About Oakdale Pottery
Wetland ecosystems are, for many people, among the least desirable landscapes. Still, they are critical to processing natural and man-made waste. Apart from their role as habitat for countless migratory birds and other biodiversity, wetlands mitigate flooding, filter water, and recharge aquifers. My work focuses on wetlands because of the important ecosystem services they provide, and endeavors to bring attention to their beauty and critical role in our environment.
Each piece of Oakdale Pottery is hand-crafted, meticulously painted with oxide washes, and then glazed. I then load them all into the kiln and the rest of the process is largely out of my hands. The clay shrinks and moves as it transforms from clay to ceramic, and the glazes run just a little bit as they melt. The finished work feels completely new when I unload the kiln. In my pottery, I try to find a balance between a careful structure and fluid surface.

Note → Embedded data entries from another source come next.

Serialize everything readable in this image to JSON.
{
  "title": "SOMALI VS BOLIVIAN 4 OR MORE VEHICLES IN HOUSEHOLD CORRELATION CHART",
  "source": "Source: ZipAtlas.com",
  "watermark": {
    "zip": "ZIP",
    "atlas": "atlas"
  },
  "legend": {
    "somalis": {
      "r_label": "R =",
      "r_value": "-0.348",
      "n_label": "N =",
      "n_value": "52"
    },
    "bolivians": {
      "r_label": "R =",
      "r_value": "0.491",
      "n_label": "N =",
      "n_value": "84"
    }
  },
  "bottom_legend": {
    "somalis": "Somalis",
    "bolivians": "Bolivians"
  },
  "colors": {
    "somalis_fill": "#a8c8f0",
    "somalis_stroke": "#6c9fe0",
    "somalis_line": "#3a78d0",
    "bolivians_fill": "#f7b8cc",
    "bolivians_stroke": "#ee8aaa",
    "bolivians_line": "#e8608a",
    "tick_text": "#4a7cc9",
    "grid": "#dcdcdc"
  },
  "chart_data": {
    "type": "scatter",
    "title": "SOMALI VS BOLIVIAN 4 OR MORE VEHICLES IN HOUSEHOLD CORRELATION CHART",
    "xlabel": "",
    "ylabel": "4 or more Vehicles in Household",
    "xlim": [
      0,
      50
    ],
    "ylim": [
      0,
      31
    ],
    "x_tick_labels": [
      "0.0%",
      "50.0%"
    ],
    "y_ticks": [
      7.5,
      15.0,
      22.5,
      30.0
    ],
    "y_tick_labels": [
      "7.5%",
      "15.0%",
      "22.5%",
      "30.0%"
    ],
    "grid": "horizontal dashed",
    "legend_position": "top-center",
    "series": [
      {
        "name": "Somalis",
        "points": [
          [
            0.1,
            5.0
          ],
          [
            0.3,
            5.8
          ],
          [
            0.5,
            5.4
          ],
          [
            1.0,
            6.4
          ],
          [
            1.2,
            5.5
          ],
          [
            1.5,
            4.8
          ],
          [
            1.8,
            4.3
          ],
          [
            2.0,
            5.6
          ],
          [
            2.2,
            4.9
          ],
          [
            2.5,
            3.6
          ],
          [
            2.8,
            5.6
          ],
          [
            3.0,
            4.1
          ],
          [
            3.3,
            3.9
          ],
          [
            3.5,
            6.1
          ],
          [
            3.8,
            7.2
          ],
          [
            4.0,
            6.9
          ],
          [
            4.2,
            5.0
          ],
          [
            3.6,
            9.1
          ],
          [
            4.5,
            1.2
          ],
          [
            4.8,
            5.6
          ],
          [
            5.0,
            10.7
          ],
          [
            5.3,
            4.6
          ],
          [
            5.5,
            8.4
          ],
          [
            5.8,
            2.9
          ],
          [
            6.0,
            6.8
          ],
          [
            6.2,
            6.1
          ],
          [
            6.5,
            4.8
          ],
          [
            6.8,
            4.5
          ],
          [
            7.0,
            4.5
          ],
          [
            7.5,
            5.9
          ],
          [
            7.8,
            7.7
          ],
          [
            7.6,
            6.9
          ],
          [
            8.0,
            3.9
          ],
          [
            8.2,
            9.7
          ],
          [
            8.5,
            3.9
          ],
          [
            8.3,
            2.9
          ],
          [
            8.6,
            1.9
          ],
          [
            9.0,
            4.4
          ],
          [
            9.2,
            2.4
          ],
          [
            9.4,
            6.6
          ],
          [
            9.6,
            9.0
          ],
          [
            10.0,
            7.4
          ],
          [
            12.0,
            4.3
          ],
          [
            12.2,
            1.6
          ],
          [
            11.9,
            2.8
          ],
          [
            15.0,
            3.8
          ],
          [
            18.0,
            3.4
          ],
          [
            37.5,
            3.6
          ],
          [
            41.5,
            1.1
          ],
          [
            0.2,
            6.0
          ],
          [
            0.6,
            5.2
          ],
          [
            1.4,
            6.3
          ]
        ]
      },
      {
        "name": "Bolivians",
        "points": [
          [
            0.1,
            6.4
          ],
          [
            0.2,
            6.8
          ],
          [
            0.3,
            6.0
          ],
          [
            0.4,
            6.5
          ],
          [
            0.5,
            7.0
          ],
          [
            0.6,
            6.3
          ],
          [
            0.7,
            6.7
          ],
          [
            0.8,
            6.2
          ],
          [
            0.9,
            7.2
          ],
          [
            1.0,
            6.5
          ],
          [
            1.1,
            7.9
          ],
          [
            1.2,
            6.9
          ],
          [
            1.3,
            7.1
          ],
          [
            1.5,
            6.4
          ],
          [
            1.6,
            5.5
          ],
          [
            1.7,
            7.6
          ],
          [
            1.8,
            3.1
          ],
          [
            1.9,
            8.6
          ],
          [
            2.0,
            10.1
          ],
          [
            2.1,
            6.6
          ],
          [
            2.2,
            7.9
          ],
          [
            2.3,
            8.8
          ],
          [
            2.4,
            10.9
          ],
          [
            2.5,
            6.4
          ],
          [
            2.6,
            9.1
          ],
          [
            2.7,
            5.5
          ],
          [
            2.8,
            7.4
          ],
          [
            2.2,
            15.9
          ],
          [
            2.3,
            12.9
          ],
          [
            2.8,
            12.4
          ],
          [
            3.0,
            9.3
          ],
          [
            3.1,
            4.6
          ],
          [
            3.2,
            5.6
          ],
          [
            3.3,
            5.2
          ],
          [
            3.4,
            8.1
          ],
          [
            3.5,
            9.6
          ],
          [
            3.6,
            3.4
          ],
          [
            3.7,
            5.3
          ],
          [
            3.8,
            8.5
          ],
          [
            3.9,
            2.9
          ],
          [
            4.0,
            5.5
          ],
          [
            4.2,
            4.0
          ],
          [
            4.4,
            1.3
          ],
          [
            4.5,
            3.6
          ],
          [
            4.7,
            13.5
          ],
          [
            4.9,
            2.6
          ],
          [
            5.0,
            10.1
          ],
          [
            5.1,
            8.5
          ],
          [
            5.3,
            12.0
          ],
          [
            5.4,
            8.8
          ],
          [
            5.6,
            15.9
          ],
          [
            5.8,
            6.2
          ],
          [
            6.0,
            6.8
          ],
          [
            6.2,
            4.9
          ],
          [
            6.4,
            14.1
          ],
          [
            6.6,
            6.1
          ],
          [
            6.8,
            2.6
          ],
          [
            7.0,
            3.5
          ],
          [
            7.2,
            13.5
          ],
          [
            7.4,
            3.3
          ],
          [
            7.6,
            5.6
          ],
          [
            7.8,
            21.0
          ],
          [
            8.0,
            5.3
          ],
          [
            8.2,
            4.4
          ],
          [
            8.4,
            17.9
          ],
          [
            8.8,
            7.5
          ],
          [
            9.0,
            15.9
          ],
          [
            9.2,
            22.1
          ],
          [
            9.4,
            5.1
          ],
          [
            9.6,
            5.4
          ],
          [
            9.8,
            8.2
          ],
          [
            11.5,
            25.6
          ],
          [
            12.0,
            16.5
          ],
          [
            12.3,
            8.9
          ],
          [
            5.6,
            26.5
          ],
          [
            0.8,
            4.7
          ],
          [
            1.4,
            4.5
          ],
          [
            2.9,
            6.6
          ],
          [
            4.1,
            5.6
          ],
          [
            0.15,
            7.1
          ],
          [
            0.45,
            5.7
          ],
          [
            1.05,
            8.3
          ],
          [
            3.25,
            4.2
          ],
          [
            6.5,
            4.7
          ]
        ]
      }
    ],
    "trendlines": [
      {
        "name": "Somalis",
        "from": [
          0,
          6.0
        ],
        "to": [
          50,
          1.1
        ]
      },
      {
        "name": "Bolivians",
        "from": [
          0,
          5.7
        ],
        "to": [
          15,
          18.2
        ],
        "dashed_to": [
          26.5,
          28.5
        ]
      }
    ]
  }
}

I like to make cleanly crafted, neat work, but I also love the movement and personality of pinched pottery.
About Jess Murphy
I am the potter, educator, and mother behind Oakdale Pottery.
I work with both porcelain and stoneware clays, through a combination of wheel-throwing and hand-pinching techniques. My most recent body of work uses cobalt oxide to interpret wetland imagery on porcelain pots, in a style inspired by traditional delftware pottery.
I landed in Poughkeepsie in 2014 while finishing my MFA at SUNY New Paltz. Since then, my husband and I purchased our first home here on Oakdale Avenue, and were joined by our son Jeremy. I have an MFA in Ceramics from SUNY New Paltz, and a BS in Environmental Science from Allegheny College. I have previously taught ceramics at Women's Studio Workshop, SUNY New Paltz, and Kingston Ceramic Studio.
I currently teach at Dutchess Community College and Fall Kill Creative Works.